Wong countered that “these are common in those who have diabetes; hence, the necessity of demonstrating accuracy in such individuals.”
“I would worry about these numbers,” Wong said, “in particular, the [low] positive predictive value indicating that 87% of those testing positive on the new test would actually not have diabetes, falsely alarming” many consumers.
“The 96% negative predictive value is more promising,” he conceded, “meaning that the new test is a good one to rule out diabetes (96% of those testing negative would be negative for diabetes).”
“We tuned the algorithm to develop the test as a screening tool,” Avram said, “to make sure you did not miss a condition; that’s the sensitivity part.”
“And the negative predictive value, that means a user getting a negative PPG diabetes screening result has only a 3% chance of having diabetesand a 97% chance of not having diabetes. “
The AUC for this test falls in the range of common medical screening tests, he noted. For example, cervical cytology to screen for cervical cancer has an AUC of 0.74 and mammography to screen for breast cancer has an AUC of 0.62 to 0.94, depending on the experience of the radiologist.

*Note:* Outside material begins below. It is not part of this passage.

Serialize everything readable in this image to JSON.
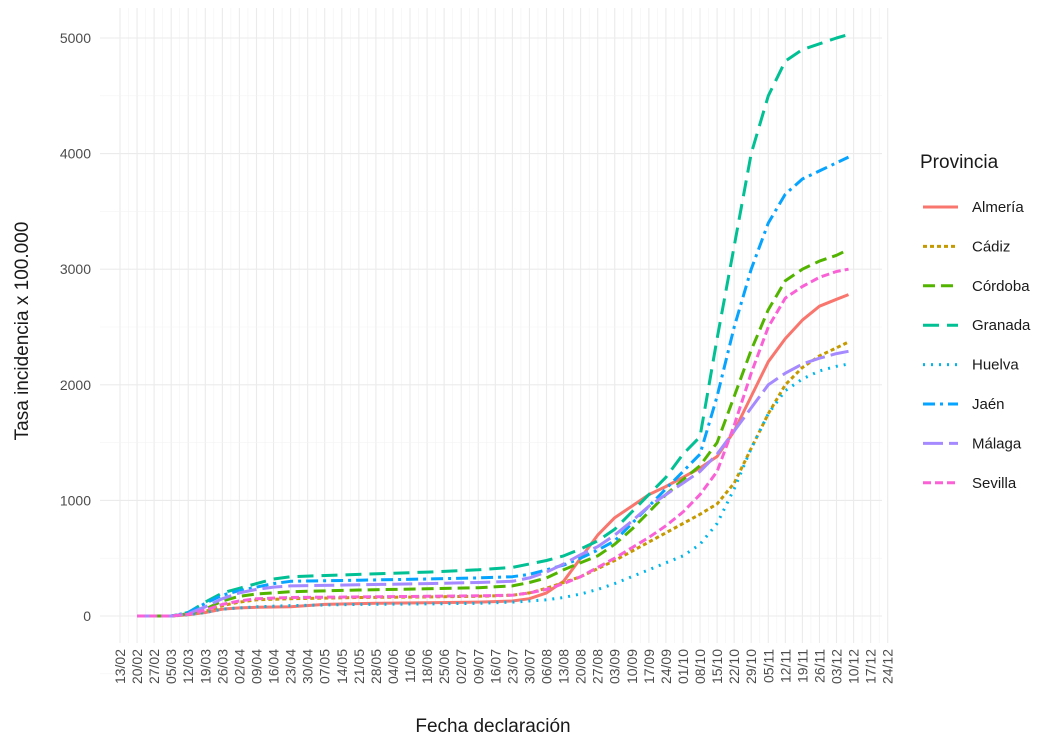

Others have reported that an AUC of “0.7 to 0.8 is considered acceptable, 0.8 to 0.9 is considered excellent, and more than 0.9 is considered an outstanding ability…to diagnose patients with and without the disease or condition based on the test.”

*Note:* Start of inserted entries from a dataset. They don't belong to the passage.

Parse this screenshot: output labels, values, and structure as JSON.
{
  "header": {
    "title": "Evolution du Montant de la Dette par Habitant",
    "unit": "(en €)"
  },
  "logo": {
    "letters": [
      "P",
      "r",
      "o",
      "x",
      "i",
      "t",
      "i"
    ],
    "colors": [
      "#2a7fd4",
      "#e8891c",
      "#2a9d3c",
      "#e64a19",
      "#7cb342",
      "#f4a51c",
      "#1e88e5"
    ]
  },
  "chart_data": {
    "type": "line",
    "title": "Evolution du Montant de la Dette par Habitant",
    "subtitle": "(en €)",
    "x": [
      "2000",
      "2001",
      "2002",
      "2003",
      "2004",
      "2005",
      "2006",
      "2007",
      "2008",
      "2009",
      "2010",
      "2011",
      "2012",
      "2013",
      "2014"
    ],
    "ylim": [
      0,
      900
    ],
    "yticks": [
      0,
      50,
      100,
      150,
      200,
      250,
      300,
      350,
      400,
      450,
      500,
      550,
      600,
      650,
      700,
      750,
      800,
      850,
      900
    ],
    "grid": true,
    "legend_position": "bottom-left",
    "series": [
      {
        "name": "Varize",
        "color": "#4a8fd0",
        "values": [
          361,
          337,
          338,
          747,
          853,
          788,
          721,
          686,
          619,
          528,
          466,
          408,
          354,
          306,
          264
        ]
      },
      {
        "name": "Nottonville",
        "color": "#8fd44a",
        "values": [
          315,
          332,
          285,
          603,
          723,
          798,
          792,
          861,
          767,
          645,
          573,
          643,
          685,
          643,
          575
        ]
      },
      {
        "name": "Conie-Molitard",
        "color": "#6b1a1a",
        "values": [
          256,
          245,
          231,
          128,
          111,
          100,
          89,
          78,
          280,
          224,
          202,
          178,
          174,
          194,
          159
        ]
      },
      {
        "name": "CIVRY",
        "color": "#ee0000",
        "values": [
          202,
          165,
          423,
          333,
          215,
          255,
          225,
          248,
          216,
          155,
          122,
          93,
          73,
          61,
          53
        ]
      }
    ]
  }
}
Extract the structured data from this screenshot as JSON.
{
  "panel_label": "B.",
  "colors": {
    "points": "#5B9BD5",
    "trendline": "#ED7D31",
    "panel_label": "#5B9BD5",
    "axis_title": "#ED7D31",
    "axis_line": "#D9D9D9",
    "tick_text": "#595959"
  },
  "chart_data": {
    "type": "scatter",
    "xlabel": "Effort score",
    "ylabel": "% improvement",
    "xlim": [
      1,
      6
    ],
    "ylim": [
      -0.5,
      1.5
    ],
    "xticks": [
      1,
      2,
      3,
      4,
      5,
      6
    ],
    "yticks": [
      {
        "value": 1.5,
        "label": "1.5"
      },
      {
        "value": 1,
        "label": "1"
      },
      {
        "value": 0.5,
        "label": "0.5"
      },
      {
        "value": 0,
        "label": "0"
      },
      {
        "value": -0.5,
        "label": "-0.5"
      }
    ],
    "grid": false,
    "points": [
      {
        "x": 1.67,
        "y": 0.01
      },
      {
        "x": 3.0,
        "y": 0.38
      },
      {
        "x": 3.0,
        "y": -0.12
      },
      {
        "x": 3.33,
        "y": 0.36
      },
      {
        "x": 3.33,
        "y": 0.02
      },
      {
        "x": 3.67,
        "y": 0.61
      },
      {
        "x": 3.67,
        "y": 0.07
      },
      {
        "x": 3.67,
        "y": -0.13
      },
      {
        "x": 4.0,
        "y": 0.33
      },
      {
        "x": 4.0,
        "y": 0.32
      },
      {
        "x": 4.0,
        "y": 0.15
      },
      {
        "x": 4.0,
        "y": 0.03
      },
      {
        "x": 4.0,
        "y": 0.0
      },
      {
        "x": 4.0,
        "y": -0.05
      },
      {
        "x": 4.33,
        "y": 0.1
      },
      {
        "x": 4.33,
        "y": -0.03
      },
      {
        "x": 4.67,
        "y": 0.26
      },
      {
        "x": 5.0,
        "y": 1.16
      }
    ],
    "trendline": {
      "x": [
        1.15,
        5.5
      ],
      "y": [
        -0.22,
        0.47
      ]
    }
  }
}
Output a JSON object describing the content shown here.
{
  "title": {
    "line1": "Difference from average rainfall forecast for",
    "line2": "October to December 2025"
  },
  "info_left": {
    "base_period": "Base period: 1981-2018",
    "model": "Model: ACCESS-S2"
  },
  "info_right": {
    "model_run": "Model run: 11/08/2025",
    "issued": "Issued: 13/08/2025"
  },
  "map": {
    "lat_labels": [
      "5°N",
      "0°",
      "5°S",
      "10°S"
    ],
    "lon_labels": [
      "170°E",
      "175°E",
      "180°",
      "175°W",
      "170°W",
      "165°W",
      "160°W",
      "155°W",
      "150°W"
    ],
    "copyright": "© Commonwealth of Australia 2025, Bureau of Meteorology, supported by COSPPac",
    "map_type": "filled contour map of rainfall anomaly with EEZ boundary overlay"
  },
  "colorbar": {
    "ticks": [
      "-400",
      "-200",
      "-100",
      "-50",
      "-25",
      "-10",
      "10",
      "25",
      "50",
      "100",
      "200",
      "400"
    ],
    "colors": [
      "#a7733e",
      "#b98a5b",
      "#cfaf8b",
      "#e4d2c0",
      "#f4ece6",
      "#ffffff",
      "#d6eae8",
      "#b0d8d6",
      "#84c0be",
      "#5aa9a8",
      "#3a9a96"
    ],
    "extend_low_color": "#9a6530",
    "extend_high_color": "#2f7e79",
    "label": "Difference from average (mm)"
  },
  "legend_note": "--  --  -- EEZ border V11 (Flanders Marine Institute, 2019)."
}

In addition, those other screening tools require administration by a physician, Avram noted, “which is a problem with diabetes patients because at least a fifth of them who have undiagnosed diabetes will never encounter a physician until it’s too late.”
The model performed best in men 42 to 60 years of age and in people with five to 10 recordings.
Azumio provided no financial support for this study and only provided access to the heart rate data. Data analysis and interpretation was performed independent from Azumio. The funders had no role in study design, data collection and analysis, decision to publish, or preparation of this abstract.
The research was supported by an NHLBI award. Avram is supported by a grant from the Fonds de la recherche en santé du Québec. Coauthor Mark Pletcher, MD, MPH, UCSF, is partially supported by a PCORI contract supporting the Health eHeart Alliance and has received support from the National Institutes of Health (NIH). Coauthors Jeffrey Olgin, MD, UCSF, has received support from the NIH. Coauthor Gregory Marcus, MD, UCSF, has received support from the NIH and research funding from Medtronic and Cardiogram Inc; is a consultant for Lifewatch and InCarda; and holds equity in InCarda. Coauthor Peter Kuhar is an employee of Azumio.
American College of Cardiology (ACC) 2019 Scientific Session: Poster 422. To be presented March 17, 2019.